Several investigators have explored modulating phosphorylation of the SR splicing factors in preclinical investigation of novel targets for cancer therapeutics. SR proteins are a family of essential factors required for constitutive splicing of pre-mRNA and play an important role in modulating alternative splicing [39]. The SR protein function is modulated by phosphorylation. While phosphorylation of the SR protein promotes spliceosome assembly dephosphorylation of the SR protein allows the transesterification reaction to occur. SR proteins are phosphorylated by Ser/Thr kinases [40]. DNA topoisomerase I (Topo I) transiently nicks DNA strands to allow relaxation of DNA supercoil which is required for transcription, DNA replication and DNA repair.
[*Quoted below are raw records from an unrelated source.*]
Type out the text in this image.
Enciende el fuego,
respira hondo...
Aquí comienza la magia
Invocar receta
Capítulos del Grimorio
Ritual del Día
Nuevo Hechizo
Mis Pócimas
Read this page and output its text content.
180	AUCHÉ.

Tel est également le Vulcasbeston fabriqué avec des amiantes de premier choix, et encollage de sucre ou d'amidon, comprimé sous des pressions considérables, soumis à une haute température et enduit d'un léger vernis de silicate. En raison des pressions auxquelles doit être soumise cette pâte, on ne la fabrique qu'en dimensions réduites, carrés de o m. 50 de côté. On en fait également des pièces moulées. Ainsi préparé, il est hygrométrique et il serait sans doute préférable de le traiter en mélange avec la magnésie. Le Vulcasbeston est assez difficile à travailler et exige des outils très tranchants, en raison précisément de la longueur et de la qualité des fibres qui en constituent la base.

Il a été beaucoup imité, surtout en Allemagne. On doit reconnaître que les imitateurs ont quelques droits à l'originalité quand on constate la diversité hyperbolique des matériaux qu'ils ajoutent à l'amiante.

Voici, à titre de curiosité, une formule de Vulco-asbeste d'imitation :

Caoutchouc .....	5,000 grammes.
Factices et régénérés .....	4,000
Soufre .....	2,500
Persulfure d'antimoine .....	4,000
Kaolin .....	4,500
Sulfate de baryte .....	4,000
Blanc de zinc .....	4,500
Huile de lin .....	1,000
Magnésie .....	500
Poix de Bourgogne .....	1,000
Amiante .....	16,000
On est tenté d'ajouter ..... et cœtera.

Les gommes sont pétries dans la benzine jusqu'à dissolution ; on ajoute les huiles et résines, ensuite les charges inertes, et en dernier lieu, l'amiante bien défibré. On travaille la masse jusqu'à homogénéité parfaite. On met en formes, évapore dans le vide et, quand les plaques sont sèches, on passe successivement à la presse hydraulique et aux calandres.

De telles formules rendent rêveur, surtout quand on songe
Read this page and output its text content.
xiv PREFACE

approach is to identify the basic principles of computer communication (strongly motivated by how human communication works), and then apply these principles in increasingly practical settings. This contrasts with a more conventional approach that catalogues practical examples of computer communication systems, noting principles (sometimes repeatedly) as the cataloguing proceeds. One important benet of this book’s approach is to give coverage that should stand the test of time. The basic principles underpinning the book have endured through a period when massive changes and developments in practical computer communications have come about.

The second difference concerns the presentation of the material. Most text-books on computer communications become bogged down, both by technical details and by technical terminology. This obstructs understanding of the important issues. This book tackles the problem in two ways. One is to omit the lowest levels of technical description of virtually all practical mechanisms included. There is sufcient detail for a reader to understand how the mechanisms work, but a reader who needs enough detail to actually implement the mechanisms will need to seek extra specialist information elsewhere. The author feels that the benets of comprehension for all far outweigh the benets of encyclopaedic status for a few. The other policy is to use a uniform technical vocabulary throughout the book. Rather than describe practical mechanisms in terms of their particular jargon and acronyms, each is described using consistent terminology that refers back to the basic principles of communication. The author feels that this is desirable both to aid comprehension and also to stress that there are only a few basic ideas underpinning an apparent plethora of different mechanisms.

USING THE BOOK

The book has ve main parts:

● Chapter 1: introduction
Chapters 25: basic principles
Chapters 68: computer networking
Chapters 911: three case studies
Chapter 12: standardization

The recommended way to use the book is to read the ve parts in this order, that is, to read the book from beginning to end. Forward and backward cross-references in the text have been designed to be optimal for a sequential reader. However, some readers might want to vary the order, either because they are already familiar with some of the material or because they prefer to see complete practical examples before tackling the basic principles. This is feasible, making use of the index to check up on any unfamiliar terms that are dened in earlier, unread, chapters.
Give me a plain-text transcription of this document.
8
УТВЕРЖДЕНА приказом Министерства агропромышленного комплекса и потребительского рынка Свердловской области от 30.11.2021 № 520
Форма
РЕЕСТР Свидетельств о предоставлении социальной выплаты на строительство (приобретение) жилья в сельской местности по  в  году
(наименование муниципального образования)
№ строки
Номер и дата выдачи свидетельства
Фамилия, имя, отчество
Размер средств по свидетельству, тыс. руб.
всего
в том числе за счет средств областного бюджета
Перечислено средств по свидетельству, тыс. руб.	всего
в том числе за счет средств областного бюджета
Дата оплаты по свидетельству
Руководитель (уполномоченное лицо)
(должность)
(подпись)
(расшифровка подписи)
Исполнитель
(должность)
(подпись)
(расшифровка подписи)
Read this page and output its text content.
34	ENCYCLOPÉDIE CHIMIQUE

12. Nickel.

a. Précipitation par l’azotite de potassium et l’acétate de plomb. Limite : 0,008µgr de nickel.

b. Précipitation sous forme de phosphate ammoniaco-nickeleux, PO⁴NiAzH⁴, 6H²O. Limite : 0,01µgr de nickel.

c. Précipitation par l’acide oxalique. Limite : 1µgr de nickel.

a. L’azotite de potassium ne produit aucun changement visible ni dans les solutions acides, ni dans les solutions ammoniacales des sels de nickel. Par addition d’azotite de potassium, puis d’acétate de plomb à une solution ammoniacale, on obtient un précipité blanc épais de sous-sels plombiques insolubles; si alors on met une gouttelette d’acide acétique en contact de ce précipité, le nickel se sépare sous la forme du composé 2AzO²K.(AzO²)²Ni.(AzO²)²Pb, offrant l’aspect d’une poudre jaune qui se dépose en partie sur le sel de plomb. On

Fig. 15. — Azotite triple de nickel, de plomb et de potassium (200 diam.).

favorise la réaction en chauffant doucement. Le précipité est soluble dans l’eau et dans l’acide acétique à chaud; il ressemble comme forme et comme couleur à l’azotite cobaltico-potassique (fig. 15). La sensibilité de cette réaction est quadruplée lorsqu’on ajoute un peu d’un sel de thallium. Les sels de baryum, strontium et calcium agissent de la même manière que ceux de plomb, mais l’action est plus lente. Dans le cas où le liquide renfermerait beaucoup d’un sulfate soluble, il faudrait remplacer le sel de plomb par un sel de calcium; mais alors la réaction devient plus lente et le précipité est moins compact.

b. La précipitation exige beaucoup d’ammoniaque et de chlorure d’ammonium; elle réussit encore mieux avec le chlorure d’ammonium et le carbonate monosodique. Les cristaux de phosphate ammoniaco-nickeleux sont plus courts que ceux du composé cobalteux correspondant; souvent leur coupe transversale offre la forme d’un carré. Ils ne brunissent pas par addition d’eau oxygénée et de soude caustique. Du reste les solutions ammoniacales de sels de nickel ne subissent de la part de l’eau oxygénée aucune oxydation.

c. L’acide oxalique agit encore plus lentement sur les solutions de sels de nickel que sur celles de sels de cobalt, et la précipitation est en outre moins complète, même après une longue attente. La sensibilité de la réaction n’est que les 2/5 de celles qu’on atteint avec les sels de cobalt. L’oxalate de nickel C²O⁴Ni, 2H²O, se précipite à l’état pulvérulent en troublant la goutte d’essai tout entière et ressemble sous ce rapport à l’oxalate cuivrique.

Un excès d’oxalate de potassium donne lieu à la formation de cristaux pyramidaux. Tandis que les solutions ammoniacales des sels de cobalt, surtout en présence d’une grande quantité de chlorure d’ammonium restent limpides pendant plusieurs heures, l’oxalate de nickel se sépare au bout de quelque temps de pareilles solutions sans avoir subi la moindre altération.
In addition to these functions, Topo I also has kinase activity phosphorylating SR proteins. A Topo I-deficient murine lymphoma cell line exhibits hypophosphorylated SR proteins and an impairment of the exonic splicing enhancer (ESE)-dependent splicing. Restoration of Topo I activity in these cells restores ESE-dependent splicing leading to the hypothesis that selective targeting of the kinase activity of Topo I may provide a means to interfere with the expression of specific genes involved in cell proliferation and/or apoptosis [41]. Serine-arginine protein kinase 1 (SRPK1) also phosphorylates SR proteins. SRPK1 is expressed in ductal epithelial cells of the human pancreas and has increased expression in pancreatic tumors [42]. Decreasing the expression of SRPK1 in pancreatic tumor cell lines decreases the phosphorylation of SR proteins and enhances the sensitivity to chemotherapeutics drugs such as gemcitabine indicating that SRPK1 may be a drug target in the treatment of cancers [42]. The Cdc2-like kinase (Clk) family has also been shown to participate in phosphorylation of the SR protein family. Inhibition of Clk activity in cell lines with a beno-thiazole compound suppressed SR protein phosphorylation and decreased Clk-dependent alternative splicing [39]. This novel inhibitor of Clk may be useful as a therapeutic to manipulate abnormal splicing associated with cancer.

6 Summary and Conclusions

In summary, alternative splicing can influence various aspects of cancer therapy. Understanding the mechanisms of alternative splicing would enable us to identify novel therapeutic targets and design new treatment modalities to enhance tumor killing and to overcome drug resistance. Here, we have provided examples where drug resistance can be traced to alterations in drug uptake, metabolism, and mechanisms of action. It is likely that increased interest in the relationship of alternative splicing will uncover additional examples of drug resistance related to cancer therapeutics.